Emily Wood is a undergraduate thesis student in the SMART lab. Her interest in music cognition and neuroscience has stemmed from her life-long musical endeavours—she has been playing piano since the age of 5. After obtaining a BMus in Jazz Piano Performance at McGill, Emily joined the lab as a research assistant in 2016. Initially Emily worked on a project examining the benefits of choir training on auditory perception abilities in older adults. Later she extended this work by tracking individuals who stayed in the choir for additional sessions. In the summer of 2018, Emily completed an NSERC USRA, during which time she helped design an experiment investigating the role of the motor system in memory for vocal vs. instrumental timbre melodies.

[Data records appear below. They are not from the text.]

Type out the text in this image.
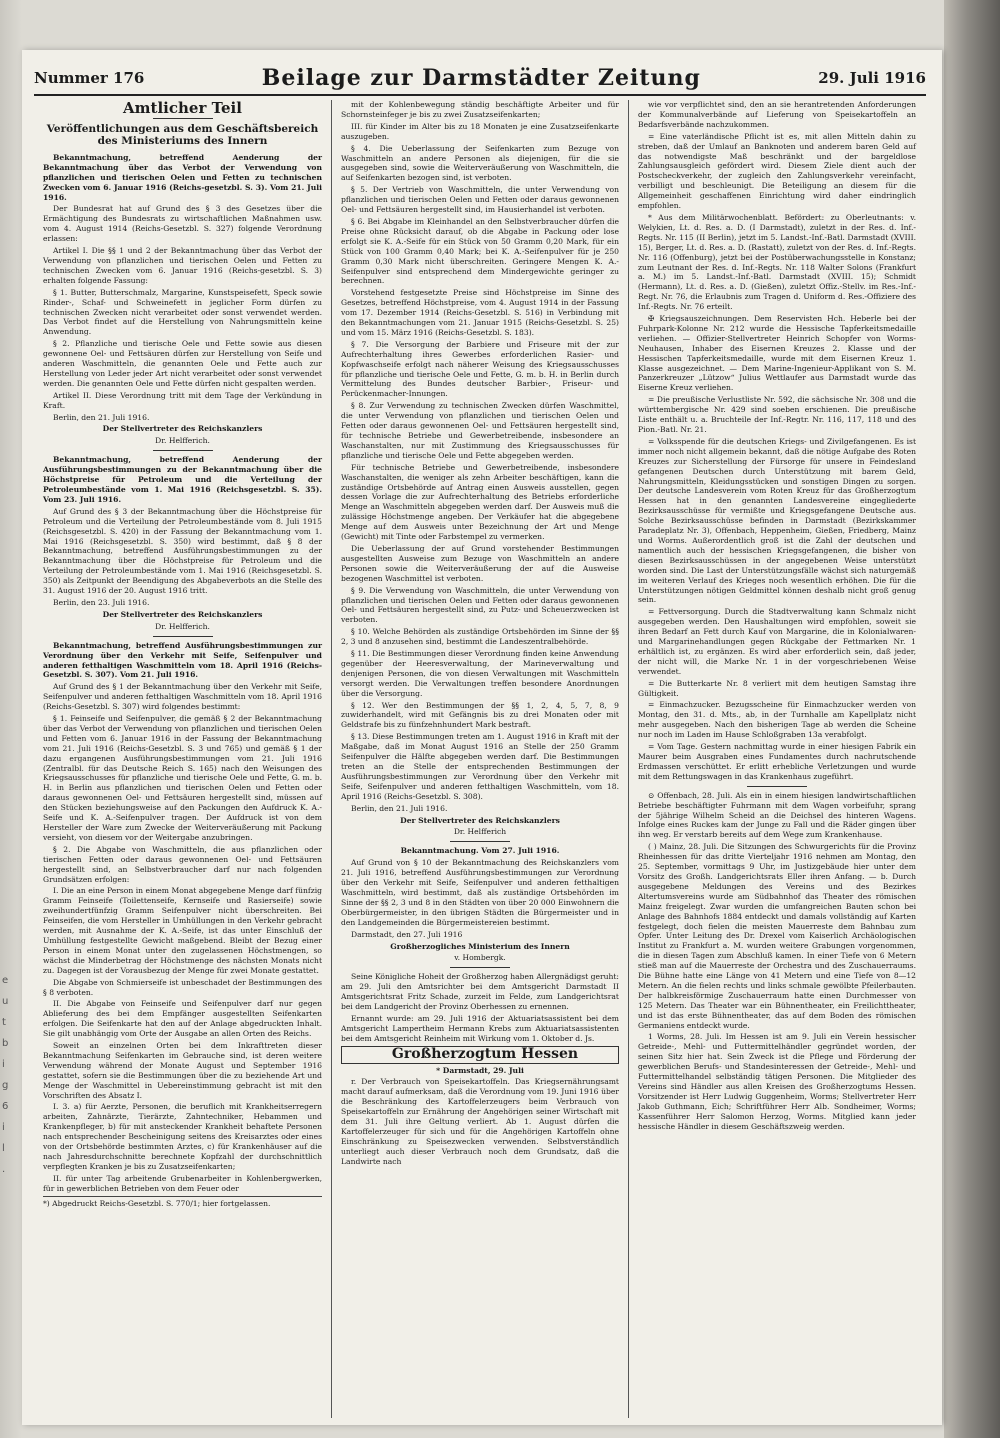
e
u
t
b
i
g
6
i
l
.
Nummer 176	Beilage zur Darmstädter Zeitung	29. Juli 1916

Amtlicher Teil

Veröffentlichungen aus dem Geschäftsbereich des Ministeriums des Innern

Bekanntmachung, betreffend Aenderung der Bekanntmachung über das Verbot der Verwendung von pflanzlichen und tierischen Oelen und Fetten zu technischen Zwecken vom 6. Januar 1916 (Reichs-gesetzbl. S. 3). Vom 21. Juli 1916.

Der Bundesrat hat auf Grund des § 3 des Gesetzes über die Ermächtigung des Bundesrats zu wirtschaftlichen Maßnahmen usw. vom 4. August 1914 (Reichs-Gesetzbl. S. 327) folgende Verordnung erlassen:

Artikel I. Die §§ 1 und 2 der Bekanntmachung über das Verbot der Verwendung von pflanzlichen und tierischen Oelen und Fetten zu technischen Zwecken vom 6. Januar 1916 (Reichs-gesetzbl. S. 3) erhalten folgende Fassung:

§ 1. Butter, Butterschmalz, Margarine, Kunstspeisefett, Speck sowie Rinder-, Schaf- und Schweinefett in jeglicher Form dürfen zu technischen Zwecken nicht verarbeitet oder sonst verwendet werden. Das Verbot findet auf die Herstellung von Nahrungsmitteln keine Anwendung.

§ 2. Pflanzliche und tierische Oele und Fette sowie aus diesen gewonnene Oel- und Fettsäuren dürfen zur Herstellung von Seife und anderen Waschmitteln, die genannten Oele und Fette auch zur Herstellung von Leder jeder Art nicht verarbeitet oder sonst verwendet werden. Die genannten Oele und Fette dürfen nicht gespalten werden.

Artikel II. Diese Verordnung tritt mit dem Tage der Verkündung in Kraft.

Berlin, den 21. Juli 1916.

Der Stellvertreter des Reichskanzlers

Dr. Helfferich.

Bekanntmachung, betreffend Aenderung der Ausführungsbestimmungen zu der Bekanntmachung über die Höchstpreise für Petroleum und die Verteilung der Petroleumbestände vom 1. Mai 1916 (Reichsgesetzbl. S. 35). Vom 23. Juli 1916.

Auf Grund des § 3 der Bekanntmachung über die Höchstpreise für Petroleum und die Verteilung der Petroleumbestände vom 8. Juli 1915 (Reichsgesetzbl. S. 420) in der Fassung der Bekanntmachung vom 1. Mai 1916 (Reichsgesetzbl. S. 350) wird bestimmt, daß § 8 der Bekanntmachung, betreffend Ausführungsbestimmungen zu der Bekanntmachung über die Höchstpreise für Petroleum und die Verteilung der Petroleumbestände vom 1. Mai 1916 (Reichsgesetzbl. S. 350) als Zeitpunkt der Beendigung des Abgabeverbots an die Stelle des 31. August 1916 der 20. August 1916 tritt.

Berlin, den 23. Juli 1916.

Der Stellvertreter des Reichskanzlers

Dr. Helfferich.

Bekanntmachung, betreffend Ausführungsbestimmungen zur Verordnung über den Verkehr mit Seife, Seifenpulver und anderen fetthaltigen Waschmitteln vom 18. April 1916 (Reichs-Gesetzbl. S. 307). Vom 21. Juli 1916.

Auf Grund des § 1 der Bekanntmachung über den Verkehr mit Seife, Seifenpulver und anderen fetthaltigen Waschmitteln vom 18. April 1916 (Reichs-Gesetzbl. S. 307) wird folgendes bestimmt:

§ 1. Feinseife und Seifenpulver, die gemäß § 2 der Bekanntmachung über das Verbot der Verwendung von pflanzlichen und tierischen Oelen und Fetten vom 6. Januar 1916 in der Fassung der Bekanntmachung vom 21. Juli 1916 (Reichs-Gesetzbl. S. 3 und 765) und gemäß § 1 der dazu ergangenen Ausführungsbestimmungen vom 21. Juli 1916 (Zentralbl. für das Deutsche Reich S. 165) nach den Weisungen des Kriegsausschusses für pflanzliche und tierische Oele und Fette, G. m. b. H. in Berlin aus pflanzlichen und tierischen Oelen und Fetten oder daraus gewonnenen Oel- und Fettsäuren hergestellt sind, müssen auf den Stücken beziehungsweise auf den Packungen den Aufdruck K. A.-Seife und K. A.-Seifenpulver tragen. Der Aufdruck ist von dem Hersteller der Ware zum Zwecke der Weiterveräußerung mit Packung versieht, von diesem vor der Weitergabe anzubringen.

§ 2. Die Abgabe von Waschmitteln, die aus pflanzlichen oder tierischen Fetten oder daraus gewonnenen Oel- und Fettsäuren hergestellt sind, an Selbstverbraucher darf nur nach folgenden Grundsätzen erfolgen:

I. Die an eine Person in einem Monat abgegebene Menge darf fünfzig Gramm Feinseife (Toilettenseife, Kernseife und Rasierseife) sowie zweihundertfünfzig Gramm Seifenpulver nicht überschreiten. Bei Feinseifen, die vom Hersteller in Umhüllungen in den Verkehr gebracht werden, mit Ausnahme der K. A.-Seife, ist das unter Einschluß der Umhüllung festgestellte Gewicht maßgebend. Bleibt der Bezug einer Person in einem Monat unter den zugelassenen Höchstmengen, so wächst die Minderbetrag der Höchstmenge des nächsten Monats nicht zu. Dagegen ist der Vorausbezug der Menge für zwei Monate gestattet.

Die Abgabe von Schmierseife ist unbeschadet der Bestimmungen des § 8 verboten.

II. Die Abgabe von Feinseife und Seifenpulver darf nur gegen Ablieferung des bei dem Empfänger ausgestellten Seifenkarten erfolgen. Die Seifenkarte hat den auf der Anlage abgedruckten Inhalt. Sie gilt unabhängig vom Orte der Ausgabe an allen Orten des Reichs.

Soweit an einzelnen Orten bei dem Inkrafttreten dieser Bekanntmachung Seifenkarten im Gebrauche sind, ist deren weitere Verwendung während der Monate August und September 1916 gestattet, sofern sie die Bestimmungen über die zu beziehende Art und Menge der Waschmittel in Uebereinstimmung gebracht ist mit den Vorschriften des Absatz I.

I. 3. a) für Aerzte, Personen, die beruflich mit Krankheitserregern arbeiten, Zahnärzte, Tierärzte, Zahntechniker, Hebammen und Krankenpfleger, b) für mit ansteckender Krankheit behaftete Personen nach entsprechender Bescheinigung seitens des Kreisarztes oder eines von der Ortsbehörde bestimmten Arztes, c) für Krankenhäuser auf die nach Jahresdurchschnitte berechnete Kopfzahl der durchschnittlich verpflegten Kranken je bis zu Zusatzseifenkarten;

II. für unter Tag arbeitende Grubenarbeiter in Kohlenbergwerken, für in gewerblichen Betrieben von dem Feuer oder

*) Abgedruckt Reichs-Gesetzbl. S. 770/1; hier fortgelassen.

mit der Kohlenbewegung ständig beschäftigte Arbeiter und für Schornsteinfeger je bis zu zwei Zusatzseifenkarten;

III. für Kinder im Alter bis zu 18 Monaten je eine Zusatzseifenkarte auszugeben.

§ 4. Die Ueberlassung der Seifenkarten zum Bezuge von Waschmitteln an andere Personen als diejenigen, für die sie ausgegeben sind, sowie die Weiterveräußerung von Waschmitteln, die auf Seifenkarten bezogen sind, ist verboten.

§ 5. Der Vertrieb von Waschmitteln, die unter Verwendung von pflanzlichen und tierischen Oelen und Fetten oder daraus gewonnenen Oel- und Fettsäuren hergestellt sind, im Hausierhandel ist verboten.

§ 6. Bei Abgabe im Kleinhandel an den Selbstverbraucher dürfen die Preise ohne Rücksicht darauf, ob die Abgabe in Packung oder lose erfolgt sie K. A.-Seife für ein Stück von 50 Gramm 0,20 Mark, für ein Stück von 100 Gramm 0,40 Mark; bei K. A.-Seifenpulver für je 250 Gramm 0,30 Mark nicht überschreiten. Geringere Mengen K. A.-Seifenpulver sind entsprechend dem Mindergewichte geringer zu berechnen.

Vorstehend festgesetzte Preise sind Höchstpreise im Sinne des Gesetzes, betreffend Höchstpreise, vom 4. August 1914 in der Fassung vom 17. Dezember 1914 (Reichs-Gesetzbl. S. 516) in Verbindung mit den Bekanntmachungen vom 21. Januar 1915 (Reichs-Gesetzbl. S. 25) und vom 15. März 1916 (Reichs-Gesetzbl. S. 183).

§ 7. Die Versorgung der Barbiere und Friseure mit der zur Aufrechterhaltung ihres Gewerbes erforderlichen Rasier- und Kopfwaschseife erfolgt nach näherer Weisung des Kriegsausschusses für pflanzliche und tierische Oele und Fette, G. m. b. H. in Berlin durch Vermittelung des Bundes deutscher Barbier-, Friseur- und Perückenmacher-Innungen.

§ 8. Zur Verwendung zu technischen Zwecken dürfen Waschmittel, die unter Verwendung von pflanzlichen und tierischen Oelen und Fetten oder daraus gewonnenen Oel- und Fettsäuren hergestellt sind, für technische Betriebe und Gewerbetreibende, insbesondere an Waschanstalten, nur mit Zustimmung des Kriegsausschusses für pflanzliche und tierische Oele und Fette abgegeben werden.

Für technische Betriebe und Gewerbetreibende, insbesondere Waschanstalten, die weniger als zehn Arbeiter beschäftigen, kann die zuständige Ortsbehörde auf Antrag einen Ausweis ausstellen, gegen dessen Vorlage die zur Aufrechterhaltung des Betriebs erforderliche Menge an Waschmitteln abgegeben werden darf. Der Ausweis muß die zulässige Höchstmenge angeben. Der Verkäufer hat die abgegebene Menge auf dem Ausweis unter Bezeichnung der Art und Menge (Gewicht) mit Tinte oder Farbstempel zu vermerken.

Die Ueberlassung der auf Grund vorstehender Bestimmungen ausgestellten Ausweise zum Bezuge von Waschmitteln an andere Personen sowie die Weiterveräußerung der auf die Ausweise bezogenen Waschmittel ist verboten.

§ 9. Die Verwendung von Waschmitteln, die unter Verwendung von pflanzlichen und tierischen Oelen und Fetten oder daraus gewonnenen Oel- und Fettsäuren hergestellt sind, zu Putz- und Scheuerzwecken ist verboten.

§ 10. Welche Behörden als zuständige Ortsbehörden im Sinne der §§ 2, 3 und 8 anzusehen sind, bestimmt die Landeszentralbehörde.

§ 11. Die Bestimmungen dieser Verordnung finden keine Anwendung gegenüber der Heeresverwaltung, der Marineverwaltung und denjenigen Personen, die von diesen Verwaltungen mit Waschmitteln versorgt werden. Die Verwaltungen treffen besondere Anordnungen über die Versorgung.

§ 12. Wer den Bestimmungen der §§ 1, 2, 4, 5, 7, 8, 9 zuwiderhandelt, wird mit Gefängnis bis zu drei Monaten oder mit Geldstrafe bis zu fünfzehnhundert Mark bestraft.

§ 13. Diese Bestimmungen treten am 1. August 1916 in Kraft mit der Maßgabe, daß im Monat August 1916 an Stelle der 250 Gramm Seifenpulver die Hälfte abgegeben werden darf. Die Bestimmungen treten an die Stelle der entsprechenden Bestimmungen der Ausführungsbestimmungen zur Verordnung über den Verkehr mit Seife, Seifenpulver und anderen fetthaltigen Waschmitteln, vom 18. April 1916 (Reichs-Gesetzbl. S. 308).

Berlin, den 21. Juli 1916.

Der Stellvertreter des Reichskanzlers

Dr. Helfferich

Bekanntmachung. Vom 27. Juli 1916.

Auf Grund von § 10 der Bekanntmachung des Reichskanzlers vom 21. Juli 1916, betreffend Ausführungsbestimmungen zur Verordnung über den Verkehr mit Seife, Seifenpulver und anderen fetthaltigen Waschmitteln, wird bestimmt, daß als zuständige Ortsbehörden im Sinne der §§ 2, 3 und 8 in den Städten von über 20 000 Einwohnern die Oberbürgermeister, in den übrigen Städten die Bürgermeister und in den Landgemeinden die Bürgermeistereien bestimmt.

Darmstadt, den 27. Juli 1916

Großherzogliches Ministerium des Innern

v. Hombergk.

Seine Königliche Hoheit der Großherzog haben Allergnädigst geruht: am 29. Juli den Amtsrichter bei dem Amtsgericht Darmstadt II Amtsgerichtsrat Fritz Schade, zurzeit im Felde, zum Landgerichtsrat bei dem Landgericht der Provinz Oberhessen zu ernennen.

Ernannt wurde: am 29. Juli 1916 der Aktuariatsassistent bei dem Amtsgericht Lampertheim Hermann Krebs zum Aktuariatsassistenten bei dem Amtsgericht Reinheim mit Wirkung vom 1. Oktober d. Js.

Großherzogtum Hessen

* Darmstadt, 29. Juli

r. Der Verbrauch von Speisekartoffeln. Das Kriegsernährungsamt macht darauf aufmerksam, daß die Verordnung vom 19. Juni 1916 über die Beschränkung des Kartoffelerzeugers beim Verbrauch von Speisekartoffeln zur Ernährung der Angehörigen seiner Wirtschaft mit dem 31. Juli ihre Geltung verliert. Ab 1. August dürfen die Kartoffelerzeuger für sich und für die Angehörigen Kartoffeln ohne Einschränkung zu Speisezwecken verwenden. Selbstverständlich unterliegt auch dieser Verbrauch noch dem Grundsatz, daß die Landwirte nach

wie vor verpflichtet sind, den an sie herantretenden Anforderungen der Kommunalverbände auf Lieferung von Speisekartoffeln an Bedarfsverbände nachzukommen.

= Eine vaterländische Pflicht ist es, mit allen Mitteln dahin zu streben, daß der Umlauf an Banknoten und anderem baren Geld auf das notwendigste Maß beschränkt und der bargeldlose Zahlungsausgleich gefördert wird. Diesem Ziele dient auch der Postscheckverkehr, der zugleich den Zahlungsverkehr vereinfacht, verbilligt und beschleunigt. Die Beteiligung an diesem für die Allgemeinheit geschaffenen Einrichtung wird daher eindringlich empfohlen.

* Aus dem Militärwochenblatt. Befördert: zu Oberleutnants: v. Welykien, Lt. d. Res. a. D. (I Darmstadt), zuletzt in der Res. d. Inf.-Regts. Nr. 115 (II Berlin), jetzt im 5. Landst.-Inf.-Batl. Darmstadt (XVIII. 15), Berger, Lt. d. Res. a. D. (Rastatt), zuletzt von der Res. d. Inf.-Regts. Nr. 116 (Offenburg), jetzt bei der Postüberwachungsstelle in Konstanz; zum Leutnant der Res. d. Inf.-Regts. Nr. 118 Walter Solons (Frankfurt a. M.) im 5. Landst.-Inf.-Batl. Darmstadt (XVIII. 15); Schmidt (Hermann), Lt. d. Res. a. D. (Gießen), zuletzt Offiz.-Stellv. im Res.-Inf.-Regt. Nr. 76, die Erlaubnis zum Tragen d. Uniform d. Res.-Offiziere des Inf.-Regts. Nr. 76 erteilt.

✠ Kriegsauszeichnungen. Dem Reservisten Hch. Heberle bei der Fuhrpark-Kolonne Nr. 212 wurde die Hessische Tapferkeitsmedaille verliehen. — Offizier-Stellvertreter Heinrich Schopfer von Worms-Neuhausen, Inhaber des Eisernen Kreuzes 2. Klasse und der Hessischen Tapferkeitsmedaille, wurde mit dem Eisernen Kreuz 1. Klasse ausgezeichnet. — Dem Marine-Ingenieur-Applikant von S. M. Panzerkreuzer „Lützow“ Julius Wettlaufer aus Darmstadt wurde das Eiserne Kreuz verliehen.

= Die preußische Verlustliste Nr. 592, die sächsische Nr. 308 und die württembergische Nr. 429 sind soeben erschienen. Die preußische Liste enthält u. a. Bruchteile der Inf.-Regtr. Nr. 116, 117, 118 und des Pion.-Batl. Nr. 21.

= Volksspende für die deutschen Kriegs- und Zivilgefangenen. Es ist immer noch nicht allgemein bekannt, daß die nötige Aufgabe des Roten Kreuzes zur Sicherstellung der Fürsorge für unsere in Feindesland gefangenen Deutschen durch Unterstützung mit barem Geld, Nahrungsmitteln, Kleidungsstücken und sonstigen Dingen zu sorgen. Der deutsche Landesverein vom Roten Kreuz für das Großherzogtum Hessen hat in den genannten Landesvereine eingegliederte Bezirksausschüsse für vermißte und Kriegsgefangene Deutsche aus. Solche Bezirksausschüsse befinden in Darmstadt (Bezirkskammer Paradeplatz Nr. 3), Offenbach, Heppenheim, Gießen, Friedberg, Mainz und Worms. Außerordentlich groß ist die Zahl der deutschen und namentlich auch der hessischen Kriegsgefangenen, die bisher von diesen Bezirksausschüssen in der angegebenen Weise unterstützt worden sind. Die Last der Unterstützungsfälle wächst sich naturgemäß im weiteren Verlauf des Krieges noch wesentlich erhöhen. Die für die Unterstützungen nötigen Geldmittel können deshalb nicht groß genug sein.

= Fettversorgung. Durch die Stadtverwaltung kann Schmalz nicht ausgegeben werden. Den Haushaltungen wird empfohlen, soweit sie ihren Bedarf an Fett durch Kauf von Margarine, die in Kolonialwaren- und Margarinehandlungen gegen Rückgabe der Fettmarken Nr. 1 erhältlich ist, zu ergänzen. Es wird aber erforderlich sein, daß jeder, der nicht will, die Marke Nr. 1 in der vorgeschriebenen Weise verwendet.

= Die Butterkarte Nr. 8 verliert mit dem heutigen Samstag ihre Gültigkeit.

= Einmachzucker. Bezugsscheine für Einmachzucker werden von Montag, den 31. d. Mts., ab, in der Turnhalle am Kapellplatz nicht mehr ausgegeben. Nach den bisherigen Tage ab werden die Scheine nur noch im Laden im Hause Schloßgraben 13a verabfolgt.

= Vom Tage. Gestern nachmittag wurde in einer hiesigen Fabrik ein Maurer beim Ausgraben eines Fundamentes durch nachrutschende Erdmassen verschüttet. Er erlitt erhebliche Verletzungen und wurde mit dem Rettungswagen in das Krankenhaus zugeführt.

⊙ Offenbach, 28. Juli. Als ein in einem hiesigen landwirtschaftlichen Betriebe beschäftigter Fuhrmann mit dem Wagen vorbeifuhr, sprang der 5jährige Wilhelm Scheid an die Deichsel des hinteren Wagens. Infolge eines Ruckes kam der Junge zu Fall und die Räder gingen über ihn weg. Er verstarb bereits auf dem Wege zum Krankenhause.

( ) Mainz, 28. Juli. Die Sitzungen des Schwurgerichts für die Provinz Rheinhessen für das dritte Vierteljahr 1916 nehmen am Montag, den 25. September, vormittags 9 Uhr, im Justizgebäude hier unter dem Vorsitz des Großh. Landgerichtsrats Eller ihren Anfang. — b. Durch ausgegebene Meldungen des Vereins und des Bezirkes Altertumsvereins wurde am Südbahnhof das Theater des römischen Mainz freigelegt. Zwar wurden die umfangreichen Bauten schon bei Anlage des Bahnhofs 1884 entdeckt und damals vollständig auf Karten festgelegt, doch fielen die meisten Mauerreste dem Bahnbau zum Opfer. Unter Leitung des Dr. Drexel vom Kaiserlich Archäologischen Institut zu Frankfurt a. M. wurden weitere Grabungen vorgenommen, die in diesen Tagen zum Abschluß kamen. In einer Tiefe von 6 Metern stieß man auf die Mauerreste der Orchestra und des Zuschauerraums. Die Bühne hatte eine Länge von 41 Metern und eine Tiefe von 8—12 Metern. An die fielen rechts und links schmale gewölbte Pfeilerbauten. Der halbkreisförmige Zuschauerraum hatte einen Durchmesser von 125 Metern. Das Theater war ein Bühnentheater, ein Freilichttheater, und ist das erste Bühnentheater, das auf dem Boden des römischen Germaniens entdeckt wurde.

1 Worms, 28. Juli. Im Hessen ist am 9. Juli ein Verein hessischer Getreide-, Mehl- und Futtermittelhändler gegründet worden, der seinen Sitz hier hat. Sein Zweck ist die Pflege und Förderung der gewerblichen Berufs- und Standesinteressen der Getreide-, Mehl- und Futtermittelhandel selbständig tätigen Personen. Die Mitglieder des Vereins sind Händler aus allen Kreisen des Großherzogtums Hessen. Vorsitzender ist Herr Ludwig Guggenheim, Worms; Stellvertreter Herr Jakob Guthmann, Eich; Schriftführer Herr Alb. Sondheimer, Worms; Kassenführer Herr Salomon Herzog, Worms. Mitglied kann jeder hessische Händler in diesem Geschäftszweig werden.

For her thesis project, Emily is investigating whether the amount of music training one has can predict auditory outcomes, such as the ability to perceive speech in noise and the bottom-up neural representation of sound. In the future, she is interested in using physiological methods to investigate musicians’ speech perception advantages in difficult listening situations. Emily is also interested in how music training shapes new neural connections, and how pitch and beat perception develop. She hopes to combine her love for music, psychology, and computer programming in these pursuits.
When Emily is not studying, she likes to play tunes, teach piano, knit, and write MATLAB programs.
PS – The cat ears in the photo are part of an EEG headset that measures changes in electrical activity in the brain. They start to wiggle when they pick up electrical activity associated with focus or interest!